Oh yeah, totally. A lot of how I learned how to play guitar was learning how to play church songs and play in the church with my dad and brothers. And a lot of those songs' structures are mostly just very similar in that they're verse, chorus, verse, chorus, bridge, chorus, end. And this probably isn't accurate, but maybe 75% of all the pop songs in the world follow something close to that song structure. A lot of the first songs I learned from my guitar teacher that weren't Christian rock songs or Creedence Clearwater songs were the same chords and the same kind of structures. And Rancid then became my favorite band in high school and they also, most of their songs, follow that structure.
At what point did you decide that Buds was going to be more poppy than your other Ovlov albums?
I think it was pretty much the moment that we decided we wanted to do another album. I've always loved pop music. That's what I hope to be doing. I hope to one day in my life actually be writing like purely pop music, but I feel like I really need to work my way up to that.
I had a band in high school that was much more poppy. It was somewhere closer to Buds than anything else Ovlov did, but I miss it a lot and it feels like all the music I listen to is like that. I wanted people to think I was punk in my early twenties.
Maybe I was a little too self conscious to show just how much I loved Broadway and musicals through my writing. Growing up at most of my family parties that my dad's father was at, he would bring his accordion and play Broadway show tunes from his era. I guess that's like ‘50s, ‘60s, Broadway show tunes. So I'm more familiar with not even so much specific songs as I am just that style of writing as far as how the melodies go and just the theatrics of Broadway music.

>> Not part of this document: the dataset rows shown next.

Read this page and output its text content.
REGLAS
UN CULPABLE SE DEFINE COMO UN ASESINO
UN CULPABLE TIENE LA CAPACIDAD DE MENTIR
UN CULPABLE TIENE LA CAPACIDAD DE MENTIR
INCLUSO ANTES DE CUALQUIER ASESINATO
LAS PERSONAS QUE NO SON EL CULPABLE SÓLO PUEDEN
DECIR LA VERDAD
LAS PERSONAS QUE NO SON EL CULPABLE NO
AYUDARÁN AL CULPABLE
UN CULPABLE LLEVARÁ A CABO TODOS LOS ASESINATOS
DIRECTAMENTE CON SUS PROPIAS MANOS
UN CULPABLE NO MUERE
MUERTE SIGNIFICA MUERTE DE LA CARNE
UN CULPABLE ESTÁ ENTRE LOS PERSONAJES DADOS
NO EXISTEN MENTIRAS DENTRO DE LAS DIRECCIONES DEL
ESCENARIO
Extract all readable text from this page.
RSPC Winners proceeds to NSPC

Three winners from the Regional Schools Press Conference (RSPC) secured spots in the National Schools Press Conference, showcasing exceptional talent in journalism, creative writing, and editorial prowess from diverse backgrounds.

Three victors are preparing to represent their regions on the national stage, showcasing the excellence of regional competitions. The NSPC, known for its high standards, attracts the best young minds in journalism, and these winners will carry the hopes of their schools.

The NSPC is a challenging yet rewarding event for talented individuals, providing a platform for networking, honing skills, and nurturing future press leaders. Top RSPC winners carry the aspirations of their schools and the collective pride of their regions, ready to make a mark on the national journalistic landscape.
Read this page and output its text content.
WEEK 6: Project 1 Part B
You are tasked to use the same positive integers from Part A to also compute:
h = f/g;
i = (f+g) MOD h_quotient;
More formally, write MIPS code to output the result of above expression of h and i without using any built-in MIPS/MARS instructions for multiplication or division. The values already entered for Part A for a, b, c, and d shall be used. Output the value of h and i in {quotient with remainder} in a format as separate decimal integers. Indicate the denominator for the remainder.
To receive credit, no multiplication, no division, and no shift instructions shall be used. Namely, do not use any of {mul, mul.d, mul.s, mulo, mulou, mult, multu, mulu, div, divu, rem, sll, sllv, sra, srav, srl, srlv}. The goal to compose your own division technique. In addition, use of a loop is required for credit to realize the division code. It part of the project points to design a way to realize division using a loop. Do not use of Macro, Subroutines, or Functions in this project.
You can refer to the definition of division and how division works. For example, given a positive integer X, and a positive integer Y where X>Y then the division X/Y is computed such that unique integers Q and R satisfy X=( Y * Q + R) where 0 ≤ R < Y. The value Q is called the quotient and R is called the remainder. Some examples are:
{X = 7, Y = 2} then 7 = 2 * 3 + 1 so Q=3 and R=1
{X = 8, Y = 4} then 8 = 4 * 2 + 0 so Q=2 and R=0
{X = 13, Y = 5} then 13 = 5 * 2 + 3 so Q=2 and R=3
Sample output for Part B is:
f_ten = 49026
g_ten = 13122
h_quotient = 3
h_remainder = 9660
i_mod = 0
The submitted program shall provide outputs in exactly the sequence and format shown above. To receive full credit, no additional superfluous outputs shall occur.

Have you seen [John Cameron Mitchell's 2011 musical film] Hedwig and The Angry Inch?
Maybe one of my favorite visual stories ever. I think it does a really good job of going from the Broadway musical to rock music, in a way, but it still very much appeals to the Broadway crowd. I've always been a huge South Park fan and I think Trey Parker is a brilliant songwriter.
Ovlov have a very rare place in independent music: a rock band with a fervent cult following. Based on your experience with the band, have you noticed anything unique compared to the experiences of other musicians?
Yes, absolutely. There's this dude I met years ago from Chicago named Peter Real. He made a Facebook page called "The Well by the Band Ovlov Gets Me Stoked Every Time.” It's just become this little community where people don't even necessarily talk about Ovlov. I've gone on there just to put my Nintendo Switch friend code to try and find people to play Mario Kart with.
I would consider Ovlov one of those bands, where it's like, the people that know them absolutely love them. They're not hugely known, but the amount that they're loved outweighs the numbers they are known by. It feels like, man, this is as successful as I could ever dream of being, just given people care enough about my music to make some fucking troll of a meme page. You know what I mean? It's a special kind of representation that you wouldn't get unless someone was truly a fan of your music.